OmniConsistency: Learning Style-Agnostic Consistency from Paired Stylization Data
Yiren Song, Cheng Liu, Mike Zheng Shou
TL;DR
OmniConsistency introduces a diffusion-transformer–based, style-agnostic consistency plugin that decouples style learning from content preservation via a two-stage training regime and a rolling LoRA bank. By attaching a lightweight Consistency LoRA to the conditioning path and using efficient conditioning strategies, it achieves strong identity and detail preservation across diverse styles, including unseen LoRAs, while maintaining competitive text-image alignment.
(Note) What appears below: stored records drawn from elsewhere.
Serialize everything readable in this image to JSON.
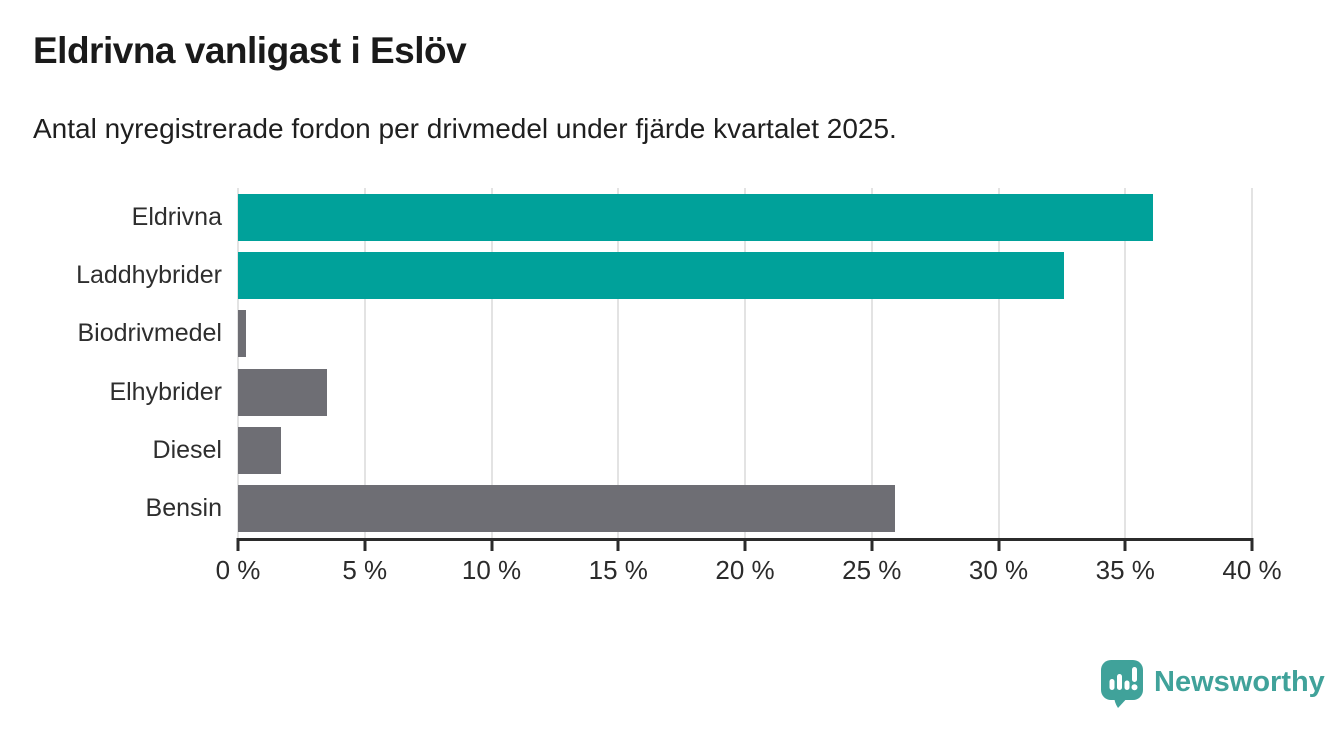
{
  "header": {
    "title": "Eldrivna vanligast i Eslöv",
    "subtitle": "Antal nyregistrerade fordon per drivmedel under fjärde kvartalet 2025."
  },
  "chart_data": {
    "type": "bar",
    "orientation": "horizontal",
    "title": "Eldrivna vanligast i Eslöv",
    "subtitle": "Antal nyregistrerade fordon per drivmedel under fjärde kvartalet 2025.",
    "categories": [
      "Eldrivna",
      "Laddhybrider",
      "Biodrivmedel",
      "Elhybrider",
      "Diesel",
      "Bensin"
    ],
    "values": [
      36.1,
      32.6,
      0.3,
      3.5,
      1.7,
      25.9
    ],
    "unit": "%",
    "bar_colors": [
      "#00a19a",
      "#00a19a",
      "#6e6e74",
      "#6e6e74",
      "#6e6e74",
      "#6e6e74"
    ],
    "xlabel": "",
    "ylabel": "",
    "xlim": [
      0,
      40
    ],
    "x_ticks": [
      0,
      5,
      10,
      15,
      20,
      25,
      30,
      35,
      40
    ],
    "x_tick_labels": [
      "0 %",
      "5 %",
      "10 %",
      "15 %",
      "20 %",
      "25 %",
      "30 %",
      "35 %",
      "40 %"
    ],
    "grid": "vertical",
    "legend": false
  },
  "colors": {
    "accent_teal": "#00a19a",
    "bar_gray": "#6e6e74",
    "gridline": "#e3e3e3",
    "axis": "#2b2b2b",
    "text": "#1a1a1a",
    "logo_teal": "#40a29a"
  },
  "branding": {
    "logo_text": "Newsworthy"
  }
}
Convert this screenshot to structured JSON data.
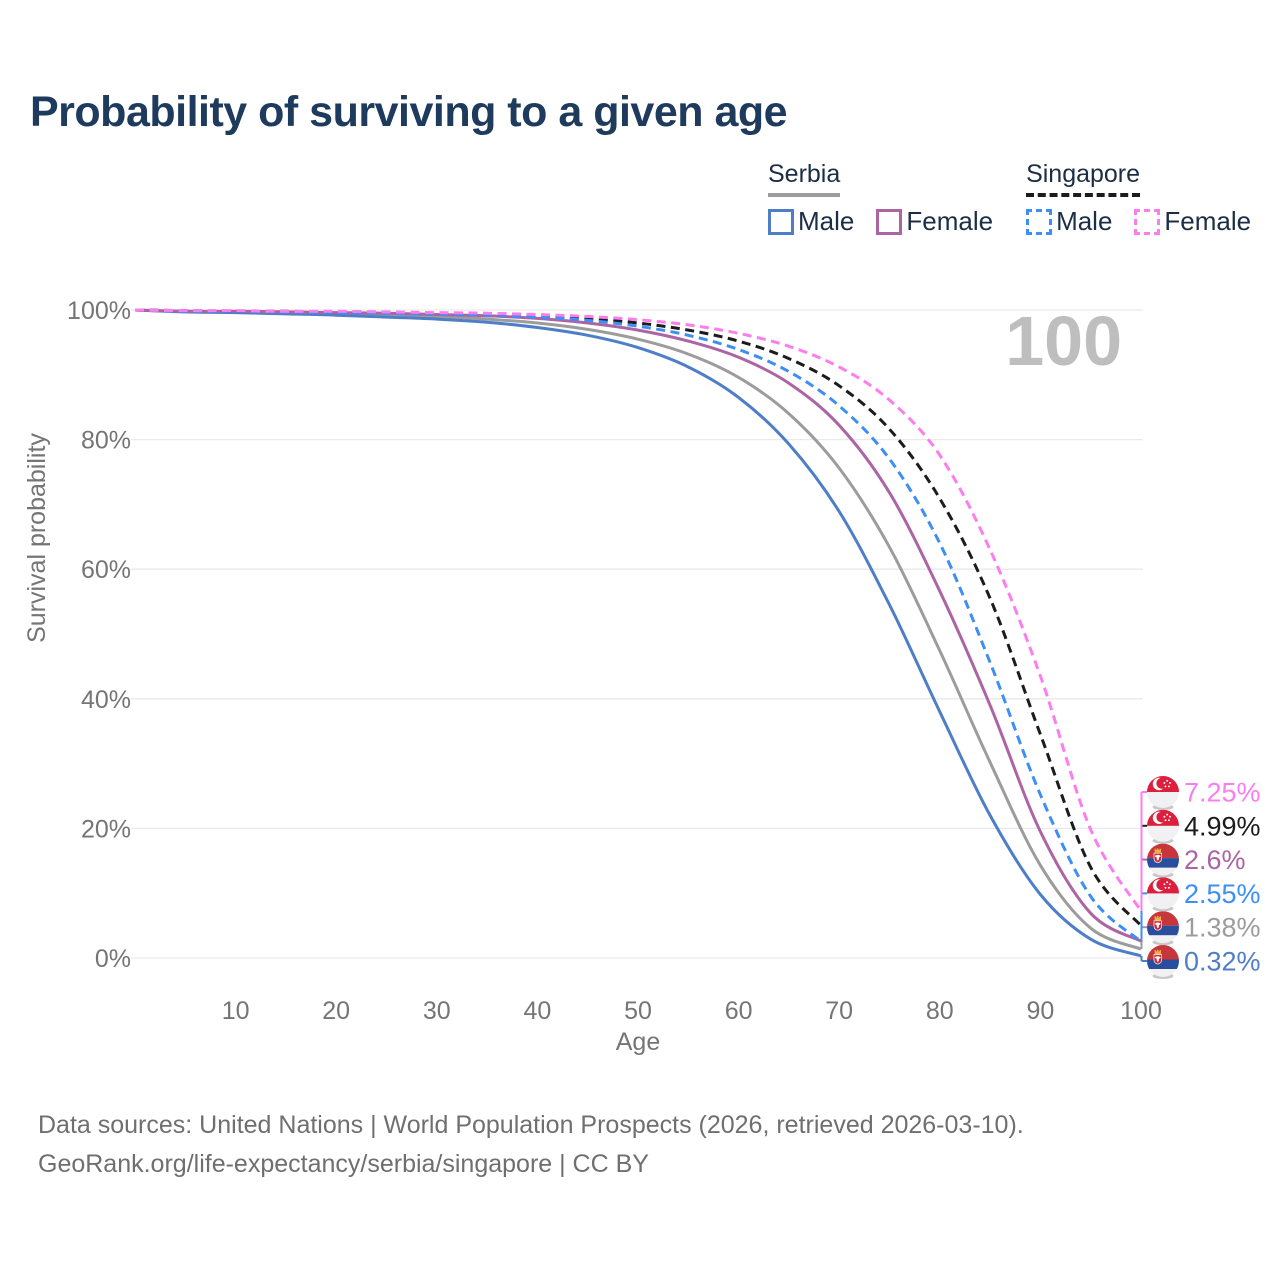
{
  "title": "Probability of surviving to a given age",
  "watermark": "100",
  "legend": {
    "groups": [
      {
        "label": "Serbia",
        "line_style": "solid",
        "line_color": "#9C9C9C",
        "items": [
          {
            "label": "Male",
            "color": "#4F7EC8",
            "dashed": false
          },
          {
            "label": "Female",
            "color": "#AC64A4",
            "dashed": false
          }
        ]
      },
      {
        "label": "Singapore",
        "line_style": "dashed",
        "line_color": "#1C1C1C",
        "items": [
          {
            "label": "Male",
            "color": "#3D8EF5",
            "dashed": true
          },
          {
            "label": "Female",
            "color": "#FD7DEF",
            "dashed": true
          }
        ]
      }
    ]
  },
  "chart_data": {
    "type": "line",
    "title": "Probability of surviving to a given age",
    "xlabel": "Age",
    "ylabel": "Survival probability",
    "xlim": [
      0,
      100
    ],
    "ylim": [
      0,
      100
    ],
    "x_ticks": [
      10,
      20,
      30,
      40,
      50,
      60,
      70,
      80,
      90,
      100
    ],
    "y_ticks": [
      0,
      20,
      40,
      60,
      80,
      100
    ],
    "y_tick_labels": [
      "0%",
      "20%",
      "40%",
      "60%",
      "80%",
      "100%"
    ],
    "grid": "horizontal",
    "legend_position": "top-right",
    "x": [
      0,
      5,
      10,
      15,
      20,
      25,
      30,
      35,
      40,
      45,
      50,
      55,
      60,
      65,
      70,
      75,
      80,
      85,
      90,
      95,
      100
    ],
    "series": [
      {
        "name": "Serbia Total",
        "country": "Serbia",
        "sex": "Both",
        "color": "#9C9C9C",
        "dashed": false,
        "end_label": "1.38%",
        "end_value": 1.38,
        "values": [
          100,
          99.8,
          99.7,
          99.6,
          99.4,
          99.2,
          99.0,
          98.6,
          98.0,
          97.0,
          95.5,
          93.2,
          89.6,
          84.0,
          75.6,
          63.4,
          47.4,
          30.2,
          14.3,
          4.6,
          1.38
        ]
      },
      {
        "name": "Serbia Male",
        "country": "Serbia",
        "sex": "Male",
        "color": "#4F7EC8",
        "dashed": false,
        "end_label": "0.32%",
        "end_value": 0.32,
        "values": [
          100,
          99.7,
          99.6,
          99.4,
          99.2,
          98.9,
          98.6,
          98.1,
          97.3,
          96.1,
          94.2,
          91.2,
          86.5,
          79.3,
          68.9,
          54.5,
          38.0,
          22.0,
          9.8,
          2.9,
          0.32
        ]
      },
      {
        "name": "Serbia Female",
        "country": "Serbia",
        "sex": "Female",
        "color": "#AC64A4",
        "dashed": false,
        "end_label": "2.6%",
        "end_value": 2.6,
        "values": [
          100,
          99.8,
          99.8,
          99.7,
          99.6,
          99.5,
          99.3,
          99.1,
          98.7,
          98.0,
          96.9,
          95.2,
          92.7,
          88.7,
          82.2,
          71.8,
          56.6,
          39.0,
          19.5,
          6.9,
          2.6
        ]
      },
      {
        "name": "Singapore Total",
        "country": "Singapore",
        "sex": "Both",
        "color": "#1C1C1C",
        "dashed": true,
        "end_label": "4.99%",
        "end_value": 4.99,
        "values": [
          100,
          99.9,
          99.8,
          99.8,
          99.7,
          99.6,
          99.5,
          99.4,
          99.1,
          98.7,
          98.0,
          96.9,
          95.2,
          92.5,
          88.3,
          81.6,
          70.9,
          55.5,
          34.5,
          14.0,
          4.99
        ]
      },
      {
        "name": "Singapore Male",
        "country": "Singapore",
        "sex": "Male",
        "color": "#3D8EF5",
        "dashed": true,
        "end_label": "2.55%",
        "end_value": 2.55,
        "values": [
          100,
          99.8,
          99.8,
          99.7,
          99.6,
          99.5,
          99.4,
          99.2,
          98.9,
          98.4,
          97.5,
          96.1,
          93.9,
          90.5,
          85.2,
          77.0,
          64.0,
          45.6,
          25.2,
          9.5,
          2.55
        ]
      },
      {
        "name": "Singapore Female",
        "country": "Singapore",
        "sex": "Female",
        "color": "#FD7DEF",
        "dashed": true,
        "end_label": "7.25%",
        "end_value": 7.25,
        "values": [
          100,
          99.9,
          99.9,
          99.8,
          99.8,
          99.7,
          99.6,
          99.5,
          99.3,
          99.0,
          98.5,
          97.7,
          96.4,
          94.4,
          91.2,
          86.1,
          77.6,
          63.0,
          43.5,
          19.8,
          7.25
        ]
      }
    ]
  },
  "colors": {
    "title": "#1E3A5C",
    "axis_text": "#757575",
    "gridline": "#EAEAEA",
    "watermark": "#BEBEBE",
    "footer_text": "#6F6F6F",
    "singapore_flag_red": "#DB1F3C",
    "serbia_flag_red": "#C6363C",
    "serbia_flag_blue": "#2A4E9E",
    "serbia_crown_gold": "#E9B63D"
  },
  "footer": {
    "line1": "Data sources: United Nations | World Population Prospects (2026, retrieved 2026-03-10).",
    "line2": "GeoRank.org/life-expectancy/serbia/singapore | CC BY"
  }
}
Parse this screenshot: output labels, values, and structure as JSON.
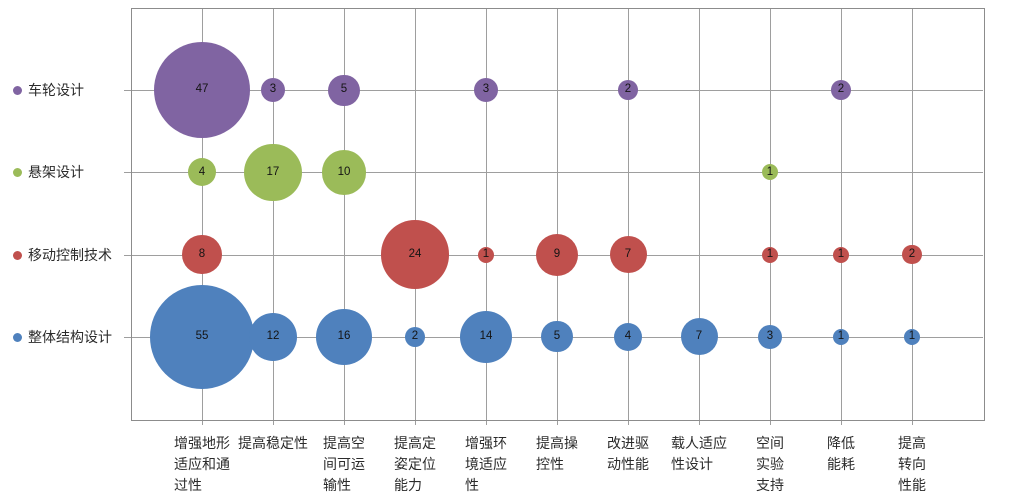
{
  "chart_data": {
    "type": "bubble",
    "title": "",
    "legend_position": "left",
    "grid": true,
    "grid_color": "#9e9e9e",
    "border_color": "#8c8c8c",
    "label_color": "#2b2b2b",
    "x_categories": [
      "增强地形适应和通过性",
      "提高稳定性",
      "提高空间可运输性",
      "提高定姿定位能力",
      "增强环境适应性",
      "提高操控性",
      "改进驱动性能",
      "载人适应性设计",
      "空间实验支持",
      "降低能耗",
      "提高转向性能"
    ],
    "x_tick_labels": [
      "增强地形\n适应和通\n过性",
      "提高稳定性",
      "提高空\n间可运\n输性",
      "提高定\n姿定位\n能力",
      "增强环\n境适应\n性",
      "提高操\n控性",
      "改进驱\n动性能",
      "载人适应\n性设计",
      "空间\n实验\n支持",
      "降低\n能耗",
      "提高\n转向\n性能"
    ],
    "y_categories": [
      "车轮设计",
      "悬架设计",
      "移动控制技术",
      "整体结构设计"
    ],
    "series": [
      {
        "name": "车轮设计",
        "color": "#8064A2",
        "values": [
          47,
          3,
          5,
          null,
          3,
          null,
          2,
          null,
          null,
          2,
          null
        ]
      },
      {
        "name": "悬架设计",
        "color": "#9BBB59",
        "values": [
          4,
          17,
          10,
          null,
          null,
          null,
          null,
          null,
          1,
          null,
          null
        ]
      },
      {
        "name": "移动控制技术",
        "color": "#C0504D",
        "values": [
          8,
          null,
          null,
          24,
          1,
          9,
          7,
          null,
          1,
          1,
          2
        ]
      },
      {
        "name": "整体结构设计",
        "color": "#4F81BD",
        "values": [
          55,
          12,
          16,
          2,
          14,
          5,
          4,
          7,
          3,
          1,
          1
        ]
      }
    ]
  }
}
The approach is validated on a 2,600-pair, 22-style dataset and demonstrates superior style fidelity and structure preservation with modest computational overhead, offering practical plug-and-play integration for diffusion-based stylization. The work advances controllable, high-fidelity image stylization suitable for broad deployment and future research in consistency modeling with diffusion transformers.
Abstract
Diffusion models have advanced image stylization significantly, yet two core challenges persist: (1) maintaining consistent stylization in complex scenes, particularly identity, composition, and fine details, and (2) preventing style degradation in image-to-image pipelines with style LoRAs. GPT-4o's exceptional stylization consistency highlights the performance gap between open-source methods and proprietary models. To bridge this gap, we propose \textbf{OmniConsistency}, a universal consistency plugin leveraging large-scale Diffusion Transformers (DiTs). OmniConsistency contributes: (1) an in-context consistency learning framework trained on aligned image pairs for robust generalization; (2) a two-stage progressive learning strategy decoupling style learning from consistency preservation to mitigate style degradation; and (3) a fully plug-and-play design compatible with arbitrary style LoRAs under the Flux framework. Extensive experiments show that OmniConsistency significantly enhances visual coherence and aesthetic quality, achieving performance comparable to commercial state-of-the-art model GPT-4o.